100 g of an oil fuel contains 87 g of carbon and 13 g of hydrogen. The number of moles of each element in an oil fuel equals:

n(C) = 87 g / 12 g/mol = 7.25 mol

n(H) = 13 g / 1g/mol = 13 mol

From here:

n(C) = 7.25 / 7.25 = 1

n(H) = 13 /7.25 = 1.8

The number must be multiplied by 5 to get integers:

n(C) = 5

n(H) = 9

As a result, the empirical formula of the compound is C₅H₉.
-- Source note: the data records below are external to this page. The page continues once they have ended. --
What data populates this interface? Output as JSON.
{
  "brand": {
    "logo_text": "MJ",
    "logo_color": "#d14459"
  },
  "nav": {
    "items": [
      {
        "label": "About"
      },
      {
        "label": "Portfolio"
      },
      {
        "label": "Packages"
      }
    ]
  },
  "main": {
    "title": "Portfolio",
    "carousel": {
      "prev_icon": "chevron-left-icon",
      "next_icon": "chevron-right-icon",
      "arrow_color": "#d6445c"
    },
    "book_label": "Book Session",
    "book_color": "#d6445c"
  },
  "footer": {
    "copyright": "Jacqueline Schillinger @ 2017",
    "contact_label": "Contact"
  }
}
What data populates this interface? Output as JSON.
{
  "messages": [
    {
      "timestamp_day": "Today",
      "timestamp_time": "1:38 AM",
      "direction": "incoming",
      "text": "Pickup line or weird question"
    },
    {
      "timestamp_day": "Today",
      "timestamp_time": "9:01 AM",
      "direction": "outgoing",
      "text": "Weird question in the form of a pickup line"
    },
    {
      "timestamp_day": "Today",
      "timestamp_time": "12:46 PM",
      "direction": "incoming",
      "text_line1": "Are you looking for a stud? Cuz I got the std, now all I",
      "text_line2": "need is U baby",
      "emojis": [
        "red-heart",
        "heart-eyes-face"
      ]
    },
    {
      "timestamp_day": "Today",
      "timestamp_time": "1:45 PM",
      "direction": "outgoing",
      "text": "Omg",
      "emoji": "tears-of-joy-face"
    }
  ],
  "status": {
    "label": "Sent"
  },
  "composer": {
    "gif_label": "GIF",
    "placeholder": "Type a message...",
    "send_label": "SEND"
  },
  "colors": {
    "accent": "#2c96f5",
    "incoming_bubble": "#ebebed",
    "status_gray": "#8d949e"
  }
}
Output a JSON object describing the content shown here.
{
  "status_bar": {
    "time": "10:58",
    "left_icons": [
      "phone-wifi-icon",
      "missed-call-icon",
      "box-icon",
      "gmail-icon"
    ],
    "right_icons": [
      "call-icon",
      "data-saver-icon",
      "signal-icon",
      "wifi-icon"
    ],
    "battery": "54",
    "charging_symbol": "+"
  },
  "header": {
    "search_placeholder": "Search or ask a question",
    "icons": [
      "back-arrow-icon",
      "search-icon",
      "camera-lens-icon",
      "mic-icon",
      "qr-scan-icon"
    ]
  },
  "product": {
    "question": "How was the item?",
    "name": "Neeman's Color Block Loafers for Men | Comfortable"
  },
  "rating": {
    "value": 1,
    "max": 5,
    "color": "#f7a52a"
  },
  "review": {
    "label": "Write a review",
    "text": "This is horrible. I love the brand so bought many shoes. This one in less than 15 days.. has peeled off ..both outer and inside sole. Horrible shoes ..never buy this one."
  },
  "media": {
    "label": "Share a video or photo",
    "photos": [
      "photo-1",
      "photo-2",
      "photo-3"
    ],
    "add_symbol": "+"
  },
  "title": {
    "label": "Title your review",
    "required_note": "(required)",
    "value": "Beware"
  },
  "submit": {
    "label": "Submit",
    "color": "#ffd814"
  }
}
The combustion of the compound can be represented by the following equation:

4C₅H₉ + 9O₂ = 20CO₂ + 18H₂O

A. Mass of oxygen must be used for complete combustion of an oil fuel with the empirical formula C₅H₉ equals:

m(O₂) = (1000 g × 9 × 32 g/mol) / (4 × 69 g/mol) = 1043 g = 1.043 kg

B. Mass of CO₂ produced from the combustion of an oil fuel with the empirical formula C₅H₉ equals:

m(CO₂) = (1000 g × 20 × 44 g/mol) / (4 × 69 g/mol) = 3188 g = 3.188 kg

Answer: A. 1.043 kg of oxygen; B. 3.188 kg of CO₂.